Otherwise, the resources used in this stack are pretty well documented and easy to use. I had never used DyanmoDB before this so that was a fun learning opportunity for me. I’m still reading and learning but it is extremely scalable and easy to use for simple use cases like this.

I won’t go over all the details of the stack, but the full code is on my GitHub. With the Lambda, Bucket, trigger, and a few other things defined, a cdk deploy will launch all of that into the cloud. It’s lovely to navigate the AWS console and watch the resources I used to painstakingly deploy via CLI or the browser pop into existence.

Upload Stacks

The second and third stack in this application provide a way to upload images to S3. This was my opportunity to use CDK’s RestApi and BucketDeployment class. The upload-site stack simply hosts the static site a user navigates to to upload an image. The upload-handler stack has all the resources needed to allow a client to upload an image to a non-public s3 bucket. I have detailed how the client interacts with both stacks to complete an upload in the diagram below.

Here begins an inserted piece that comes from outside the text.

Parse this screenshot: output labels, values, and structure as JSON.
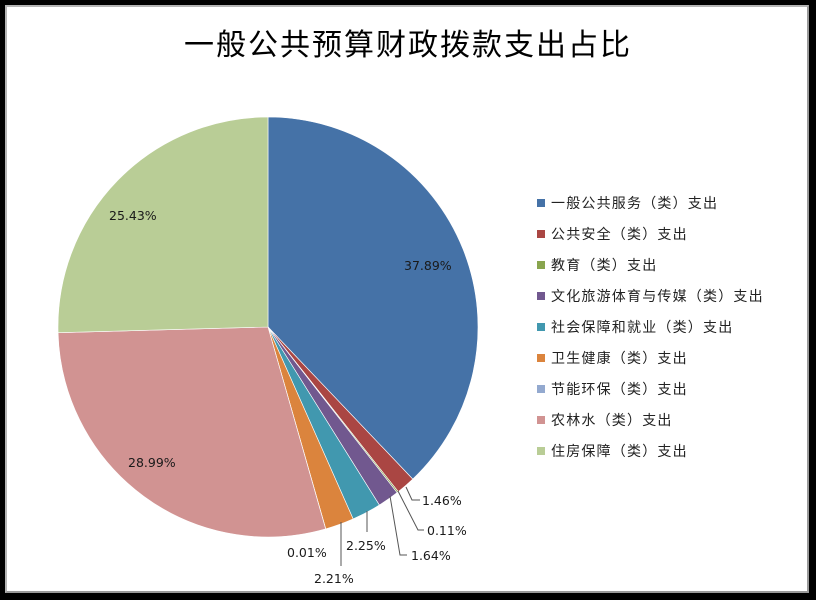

One big hangup I ran into with these stacks was passing the API endpoint url from the upload-handler stack to the upload-site stack. The issue is that the API url is passed from one stack to another as a token, rather than the actual dynamic url. I’ve opened an issue on the CDK repo about this. In any case, the solution for now is to get the API endpoint from the upload-handler stack after it is deployed, paste it in the upload-site stack code and redeploy upload-site. It isn’t a great solution by any means, but it works.

A piece of code I want to highlight here is how easy it was to deploy a static site on S3 using CDK. All it takes is two constructor calls and a path to the code you want to deploy (a dir static_upload_site in this case).

from aws_cdk import core
from aws_cdk import aws_s3_deployment
from aws_cdk import aws_s3

class UploadSite(core.Stack):
    def __init__(self, scope: core.Construct, construct_id: str) -> None:
        super().__init__(scope, construct_id)

        public_bucket = aws_s3.Bucket(self,
                                      'public_bucket',
                                      public_read_access=True,
                                      website_index_document='index.html')

        static_upload_site = aws_s3_deployment.BucketDeployment(
            self,
            "deployStaticWebsite",
            sources=[aws_s3_deployment.Source.asset("static_upload_site")],
            destination_bucket=public_bucket
        )

Thoughts

AWS CDK continues to blow me away. The biggest value this tool brings is the ability to bring devops into all the same processes as software development. Stacks can be subject to code reviews, changes tracked via source control, collaborated upon, reproduced easily, audited, iterated upon, everything. Further, the fact that it support Python and JavaScript makes it so comfortable for software devs like me to work with.

There is something special about pushing one button, cdk deploy in this case, and having a whole backend deployed as well as everything running on it. It’s also immensely satisfying to have all the code related to a project in one place. You have code defining permissions of a lambda function, and one directory over you have the code that runs in the lambda function, and so on.

I still have questions about how this framework scales to larger projects that involve more than a couple developers. I am also curious about what sorts of testing options might be available beyond something like moto. Despite that, CDK is by far the strongest devops tool I’ve had the chance to use.